Identifying interested parties for probate litigation

On Behalf of | Feb 13, 2019 | Estate Administration & Probate |

In some cases, after the death of a person in Georgia, there could be a legal challenge to the person’s will. This is known as probate litigation. However, as part of that litigation, it might be necessary to determine who is an “interested party.” This includes the people named in the last will and testament, but others may be interested parties as well.

All surviving family members are considered interested parties. This is the case whether or not they are included in the will. Furthermore, everyone named in the will is also an interested party. If there is a previous will, people named in that will might also be considered interested parties.

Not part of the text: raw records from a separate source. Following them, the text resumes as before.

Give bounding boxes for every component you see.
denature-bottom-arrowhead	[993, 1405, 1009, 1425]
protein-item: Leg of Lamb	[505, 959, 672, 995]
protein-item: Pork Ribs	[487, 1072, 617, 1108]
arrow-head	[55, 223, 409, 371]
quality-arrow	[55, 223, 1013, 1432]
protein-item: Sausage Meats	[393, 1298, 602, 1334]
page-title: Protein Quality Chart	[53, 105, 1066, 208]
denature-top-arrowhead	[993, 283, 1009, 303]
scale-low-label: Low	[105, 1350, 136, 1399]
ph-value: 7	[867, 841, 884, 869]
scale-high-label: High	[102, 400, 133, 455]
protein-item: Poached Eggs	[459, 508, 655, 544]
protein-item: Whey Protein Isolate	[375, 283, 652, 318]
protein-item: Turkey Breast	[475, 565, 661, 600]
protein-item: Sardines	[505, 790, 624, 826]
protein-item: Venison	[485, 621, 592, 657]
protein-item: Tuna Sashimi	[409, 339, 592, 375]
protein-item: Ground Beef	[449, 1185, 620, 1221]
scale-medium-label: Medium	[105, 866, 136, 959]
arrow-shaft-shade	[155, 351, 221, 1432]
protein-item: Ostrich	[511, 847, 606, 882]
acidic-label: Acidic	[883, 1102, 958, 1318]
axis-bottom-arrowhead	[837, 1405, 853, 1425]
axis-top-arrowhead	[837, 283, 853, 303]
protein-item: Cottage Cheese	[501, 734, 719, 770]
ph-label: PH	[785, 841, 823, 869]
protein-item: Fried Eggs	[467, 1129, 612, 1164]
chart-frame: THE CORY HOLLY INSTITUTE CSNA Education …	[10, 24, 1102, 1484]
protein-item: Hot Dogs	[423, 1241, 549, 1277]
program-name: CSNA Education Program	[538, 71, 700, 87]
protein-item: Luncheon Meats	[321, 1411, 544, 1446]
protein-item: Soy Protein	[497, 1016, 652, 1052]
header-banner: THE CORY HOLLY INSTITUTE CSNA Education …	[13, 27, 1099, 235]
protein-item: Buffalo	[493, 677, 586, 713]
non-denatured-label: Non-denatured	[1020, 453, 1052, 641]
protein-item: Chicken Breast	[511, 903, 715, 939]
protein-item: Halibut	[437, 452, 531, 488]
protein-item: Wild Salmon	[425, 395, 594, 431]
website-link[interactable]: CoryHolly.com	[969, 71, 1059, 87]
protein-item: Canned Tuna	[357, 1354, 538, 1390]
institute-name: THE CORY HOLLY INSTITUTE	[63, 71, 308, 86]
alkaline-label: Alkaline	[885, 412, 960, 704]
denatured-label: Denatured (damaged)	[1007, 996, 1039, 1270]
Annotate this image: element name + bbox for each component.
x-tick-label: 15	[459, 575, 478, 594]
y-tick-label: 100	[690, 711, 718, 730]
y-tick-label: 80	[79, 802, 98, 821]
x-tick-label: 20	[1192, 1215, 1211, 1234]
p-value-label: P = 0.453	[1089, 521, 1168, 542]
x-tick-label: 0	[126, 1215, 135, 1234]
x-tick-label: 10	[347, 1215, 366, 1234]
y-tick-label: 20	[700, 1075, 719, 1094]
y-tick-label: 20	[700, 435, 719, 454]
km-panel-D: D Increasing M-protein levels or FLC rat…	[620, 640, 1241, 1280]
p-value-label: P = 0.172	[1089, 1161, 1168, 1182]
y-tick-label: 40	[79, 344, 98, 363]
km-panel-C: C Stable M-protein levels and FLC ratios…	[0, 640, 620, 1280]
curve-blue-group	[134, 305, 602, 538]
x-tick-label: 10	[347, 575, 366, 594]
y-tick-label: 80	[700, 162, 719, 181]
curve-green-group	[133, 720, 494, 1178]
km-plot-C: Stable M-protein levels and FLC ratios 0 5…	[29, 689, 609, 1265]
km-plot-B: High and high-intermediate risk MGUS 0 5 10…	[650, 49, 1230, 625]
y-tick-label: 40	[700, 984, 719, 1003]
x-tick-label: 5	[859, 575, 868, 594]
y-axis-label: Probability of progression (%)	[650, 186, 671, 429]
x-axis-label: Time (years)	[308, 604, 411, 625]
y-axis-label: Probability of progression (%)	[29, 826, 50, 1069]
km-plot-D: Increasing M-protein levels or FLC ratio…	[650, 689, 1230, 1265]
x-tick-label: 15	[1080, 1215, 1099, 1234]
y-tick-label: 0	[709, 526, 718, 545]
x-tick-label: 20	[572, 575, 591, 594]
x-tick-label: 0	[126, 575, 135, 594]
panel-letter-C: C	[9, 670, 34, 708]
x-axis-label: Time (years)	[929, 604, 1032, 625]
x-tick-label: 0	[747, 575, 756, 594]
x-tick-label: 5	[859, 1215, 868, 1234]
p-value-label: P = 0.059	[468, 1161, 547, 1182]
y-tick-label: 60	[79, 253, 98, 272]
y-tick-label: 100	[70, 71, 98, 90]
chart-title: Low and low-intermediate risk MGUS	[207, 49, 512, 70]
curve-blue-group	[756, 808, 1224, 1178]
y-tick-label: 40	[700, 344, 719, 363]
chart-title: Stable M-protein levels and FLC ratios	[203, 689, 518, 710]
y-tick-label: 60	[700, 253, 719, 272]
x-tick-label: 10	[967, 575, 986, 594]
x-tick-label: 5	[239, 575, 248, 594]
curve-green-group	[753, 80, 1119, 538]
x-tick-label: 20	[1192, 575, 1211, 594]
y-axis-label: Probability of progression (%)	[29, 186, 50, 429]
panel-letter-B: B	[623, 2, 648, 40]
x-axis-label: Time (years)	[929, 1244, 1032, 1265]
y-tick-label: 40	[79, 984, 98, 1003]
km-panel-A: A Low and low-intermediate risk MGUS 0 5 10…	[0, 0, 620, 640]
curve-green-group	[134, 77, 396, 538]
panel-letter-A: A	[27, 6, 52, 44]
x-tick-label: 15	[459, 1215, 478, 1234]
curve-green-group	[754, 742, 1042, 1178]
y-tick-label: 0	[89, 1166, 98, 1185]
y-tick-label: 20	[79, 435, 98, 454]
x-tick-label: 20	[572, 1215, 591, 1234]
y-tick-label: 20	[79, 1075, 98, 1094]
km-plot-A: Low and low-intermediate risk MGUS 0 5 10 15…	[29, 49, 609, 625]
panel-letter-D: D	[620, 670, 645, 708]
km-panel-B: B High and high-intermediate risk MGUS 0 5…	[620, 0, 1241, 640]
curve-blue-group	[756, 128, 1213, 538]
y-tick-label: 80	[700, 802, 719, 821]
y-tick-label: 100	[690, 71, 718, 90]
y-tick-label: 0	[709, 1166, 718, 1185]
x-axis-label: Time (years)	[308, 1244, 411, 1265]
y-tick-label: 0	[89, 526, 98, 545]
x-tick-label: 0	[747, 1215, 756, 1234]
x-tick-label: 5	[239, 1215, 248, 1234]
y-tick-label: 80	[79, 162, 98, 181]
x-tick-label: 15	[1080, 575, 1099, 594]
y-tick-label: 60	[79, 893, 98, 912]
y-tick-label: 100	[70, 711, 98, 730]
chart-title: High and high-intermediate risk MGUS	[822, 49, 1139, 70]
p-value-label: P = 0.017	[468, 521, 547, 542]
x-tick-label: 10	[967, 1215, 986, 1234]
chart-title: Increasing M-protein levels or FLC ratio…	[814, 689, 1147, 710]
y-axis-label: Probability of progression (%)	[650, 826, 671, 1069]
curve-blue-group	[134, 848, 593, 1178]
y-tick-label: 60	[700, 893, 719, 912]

If a person wants to contest a will, all of the interested parties must be identified. This is because all interested parties have to be contacted about probate litigation since they have a right to be involved in the litigation.

There are a number of different reasons that a will might be challenged. For example, the family could feel the person was unduly influenced by someone when making the will. This could be the case if a person leaves an entire estate to a caregiver or a new spouse. Family members might also challenge the will if they are unhappy with what they have been left or feel they were overlooked. Challenges could happen if the will is in conflict with other estate planning documents, such as beneficiary designations.

People who are creating an estate plan might want to work with an attorney to reduce the likelihood that it will be vulnerable to a challenge during the process of estate administration & probate. They should also review the estate plan regularly to ensure that it remains up to date and that all its elements are consistent with one another.